Ele dá um toque super especial aos alimentos e não falta no cotidiano daqueles que buscam uma alternativa mais saudável nos pratos. Até agora como coadjuvante, tem conquistado cada vez mais espaço à mesa e já dá sinais de que pode, sim, ser um protagonista de peso na alimentação.
O azeite é extraído das azeitonas, fruto das oliveiras. Segundo a nutricionista funcional e personal diet Débora Sorgi, dá para fazer uma coleção dos benefícios que este alimento traz para saúde. Já foram feitos inúmeros estudos ao redor do mundo e, em cada um deles, a lista dos pontos positivos só cresce. Para começar, uma colher de sopa possui 90 calorias. A recomendação é que sejam consumidas de uma a quatro colheres por dia, de acordo com o objetivo e a característica de cada um.

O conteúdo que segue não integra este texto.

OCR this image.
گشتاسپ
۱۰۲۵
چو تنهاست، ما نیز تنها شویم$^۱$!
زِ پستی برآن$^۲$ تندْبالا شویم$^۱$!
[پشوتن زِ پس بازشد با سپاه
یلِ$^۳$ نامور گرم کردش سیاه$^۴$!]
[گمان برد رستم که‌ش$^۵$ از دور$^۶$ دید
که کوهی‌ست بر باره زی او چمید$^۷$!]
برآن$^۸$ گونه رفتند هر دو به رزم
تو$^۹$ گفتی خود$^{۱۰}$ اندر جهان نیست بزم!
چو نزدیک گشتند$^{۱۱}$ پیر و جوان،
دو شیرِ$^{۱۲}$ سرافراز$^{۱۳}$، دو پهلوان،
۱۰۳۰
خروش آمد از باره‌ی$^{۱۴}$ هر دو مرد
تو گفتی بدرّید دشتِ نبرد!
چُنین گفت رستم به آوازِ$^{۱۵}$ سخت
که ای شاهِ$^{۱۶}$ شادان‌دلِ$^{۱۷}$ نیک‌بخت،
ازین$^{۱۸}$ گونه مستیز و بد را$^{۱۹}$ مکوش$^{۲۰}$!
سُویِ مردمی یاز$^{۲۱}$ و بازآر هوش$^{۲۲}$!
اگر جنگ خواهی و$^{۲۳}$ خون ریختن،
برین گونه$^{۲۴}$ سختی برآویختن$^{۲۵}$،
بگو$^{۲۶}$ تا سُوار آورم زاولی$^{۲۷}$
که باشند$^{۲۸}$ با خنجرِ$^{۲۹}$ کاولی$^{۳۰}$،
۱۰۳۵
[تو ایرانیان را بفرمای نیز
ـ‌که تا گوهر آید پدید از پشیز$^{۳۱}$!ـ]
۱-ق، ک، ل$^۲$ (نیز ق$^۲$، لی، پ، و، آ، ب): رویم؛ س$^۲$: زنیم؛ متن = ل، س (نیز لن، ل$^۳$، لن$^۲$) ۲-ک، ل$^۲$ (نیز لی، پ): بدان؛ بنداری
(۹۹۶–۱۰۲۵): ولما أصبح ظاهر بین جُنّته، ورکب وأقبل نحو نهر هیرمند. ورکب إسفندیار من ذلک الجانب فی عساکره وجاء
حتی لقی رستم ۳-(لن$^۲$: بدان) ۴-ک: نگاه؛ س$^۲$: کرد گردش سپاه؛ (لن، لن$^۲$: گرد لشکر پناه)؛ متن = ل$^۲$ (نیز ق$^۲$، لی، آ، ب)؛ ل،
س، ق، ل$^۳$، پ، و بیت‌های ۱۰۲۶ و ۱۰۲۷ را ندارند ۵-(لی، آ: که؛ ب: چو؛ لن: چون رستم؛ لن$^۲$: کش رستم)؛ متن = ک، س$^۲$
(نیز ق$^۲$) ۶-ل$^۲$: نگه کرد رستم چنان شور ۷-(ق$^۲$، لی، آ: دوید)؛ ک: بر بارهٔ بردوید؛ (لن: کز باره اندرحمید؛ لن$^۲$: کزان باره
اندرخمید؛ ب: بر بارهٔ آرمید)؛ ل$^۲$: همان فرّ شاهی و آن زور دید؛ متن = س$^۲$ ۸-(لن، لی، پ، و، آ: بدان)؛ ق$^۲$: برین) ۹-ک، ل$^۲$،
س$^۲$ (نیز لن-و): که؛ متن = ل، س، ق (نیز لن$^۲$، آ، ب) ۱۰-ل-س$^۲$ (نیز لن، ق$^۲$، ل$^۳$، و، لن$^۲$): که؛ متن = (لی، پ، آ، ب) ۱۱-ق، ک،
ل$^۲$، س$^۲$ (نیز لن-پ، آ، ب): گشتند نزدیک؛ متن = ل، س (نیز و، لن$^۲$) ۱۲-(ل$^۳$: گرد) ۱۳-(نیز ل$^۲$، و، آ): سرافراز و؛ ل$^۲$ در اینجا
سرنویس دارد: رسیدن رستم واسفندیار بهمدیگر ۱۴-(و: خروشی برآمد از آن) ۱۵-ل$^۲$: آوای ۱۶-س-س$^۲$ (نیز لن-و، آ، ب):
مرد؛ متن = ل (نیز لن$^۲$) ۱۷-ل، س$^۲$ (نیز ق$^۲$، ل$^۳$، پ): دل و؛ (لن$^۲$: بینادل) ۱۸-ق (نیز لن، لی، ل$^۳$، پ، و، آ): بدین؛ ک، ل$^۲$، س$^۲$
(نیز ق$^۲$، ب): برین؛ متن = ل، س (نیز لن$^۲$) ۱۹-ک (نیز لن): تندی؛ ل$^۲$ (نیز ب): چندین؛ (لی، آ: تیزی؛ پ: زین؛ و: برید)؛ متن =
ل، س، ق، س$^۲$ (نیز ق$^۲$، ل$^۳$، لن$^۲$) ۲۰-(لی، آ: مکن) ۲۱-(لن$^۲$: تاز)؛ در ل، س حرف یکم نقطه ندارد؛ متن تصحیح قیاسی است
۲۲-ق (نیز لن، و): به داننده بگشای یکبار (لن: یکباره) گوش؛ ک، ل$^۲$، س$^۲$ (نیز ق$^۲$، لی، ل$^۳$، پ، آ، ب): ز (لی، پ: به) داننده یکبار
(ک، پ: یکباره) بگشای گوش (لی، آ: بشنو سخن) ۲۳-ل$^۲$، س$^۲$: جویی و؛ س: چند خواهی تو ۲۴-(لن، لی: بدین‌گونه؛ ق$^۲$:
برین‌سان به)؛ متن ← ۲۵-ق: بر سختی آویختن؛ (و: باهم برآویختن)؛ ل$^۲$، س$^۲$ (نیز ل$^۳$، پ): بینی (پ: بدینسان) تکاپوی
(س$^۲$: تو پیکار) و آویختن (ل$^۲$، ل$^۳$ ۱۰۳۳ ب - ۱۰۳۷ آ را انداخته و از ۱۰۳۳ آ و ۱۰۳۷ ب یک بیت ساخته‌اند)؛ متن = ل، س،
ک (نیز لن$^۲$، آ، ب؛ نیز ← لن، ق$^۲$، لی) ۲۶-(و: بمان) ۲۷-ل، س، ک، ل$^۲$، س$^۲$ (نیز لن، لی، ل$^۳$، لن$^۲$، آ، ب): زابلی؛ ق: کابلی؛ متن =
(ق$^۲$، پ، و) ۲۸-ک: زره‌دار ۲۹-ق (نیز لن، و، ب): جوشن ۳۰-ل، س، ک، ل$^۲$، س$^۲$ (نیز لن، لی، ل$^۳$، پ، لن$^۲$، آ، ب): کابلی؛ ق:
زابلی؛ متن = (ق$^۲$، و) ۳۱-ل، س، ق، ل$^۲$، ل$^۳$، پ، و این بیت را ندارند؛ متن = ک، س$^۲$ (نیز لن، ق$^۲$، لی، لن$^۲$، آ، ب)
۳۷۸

O nutriente em evidência no azeite é a gordura monoinsaturada, necessária e indispensável no organismo para manter diversas funções dentro do corpo. "Além da gordura monoinsaturada, são encontrados na composição os polifenóis - que são compostos antioxidantes fortíssimos -, o famoso grupo dos ômegas ou ácidos graxos essenciais (ômega 3, ômega 7, ômega 9 e ômega 6), além das vitaminas lipossolúveis (A,D, E e K), em especial a vitamina E que está em maior quantidade do que as demais", explica a nutricionista.
Trocando em miúdos, todos esses nutrientes e compostos são responsáveis pela característica medicinal única, que traz grande efeito preventivo para a saúde. "O azeite ajuda a prevenir arteriosclerose, derrame e câncer; protege o coração, o cérebro, a parede do estômago quanto a agressores externos; possui ação nutritiva para pele - inclusive protegendo contra o envelhecimento -, cabelos e unhas; ajuda a reduzir gorduras abdominais; auxilia no bom funcionamento do pâncreas e melhora a saúde dos ossos", pontua Débora.
Além de tudo isso, alguns nutrientes do azeite têm poder anti-inflamatório e auxiliam os neurotransmissores cerebrais, contribuindo para a melhora no quadro de hiperatividade em crianças, Males de Alzheimer e Parkinson, depressão, menopausa, TPM, entre outros.
Os especialistas garantem que, com tantos benefícios, é impossível ficar sem ele diariamente na nossa alimentação. Mas não adianta usar qualquer azeite. "É importante compreender que tipo utilizar e que características ele deve apresentar para ser tão benéfico à saúde", orienta a nutricionista.
No mercado existem diversos tipos: o extra virgem, o virgem, o refinado e o puro. Mas, qual deles é o melhor? Débora explica que para obter todos os benefícios deve-se buscar sempre pelo azeite extra virgem. "Fique atento ao seu grau de acidez que deve ser menor do que 0,5% (<0.5%). Este tipo de azeite é extraído após a primeira prensagem a frio, portanto é mais puro. E, quanto menor a acidez, maior é a pureza e a garantia dos bons componentes", garante a especialista.
Os demais tipos de azeites são conseguidos a partir da segunda prensagem e acabam não mantendo tamanho grau de pureza e qualidade. São menos concentrados e podem não ser extraídos a frio o que compromete ainda mais a qualidade.
E qual a melhor forma de utilizar o azeite extra virgem? Débora Sorgi ressalta que quanto menos processar os alimentos melhor, pois eles mantem mais a suas características originais, o que no caso do azeite são as mais interessantes. "Portanto, usar em saladas ou por cima da comida sem aquecer é, sem dúvida, a melhor forma de utilização. Caso opte por cozinhar com o azeite não permita que ele atinja temperaturas muito elevadas", ensina.
Para que seu azeite esteja sempre 100%, siga algumas recomendações da especialista: prefira os de vidro escuro, armazene em geladeira ou em ambiente fresco sem luz.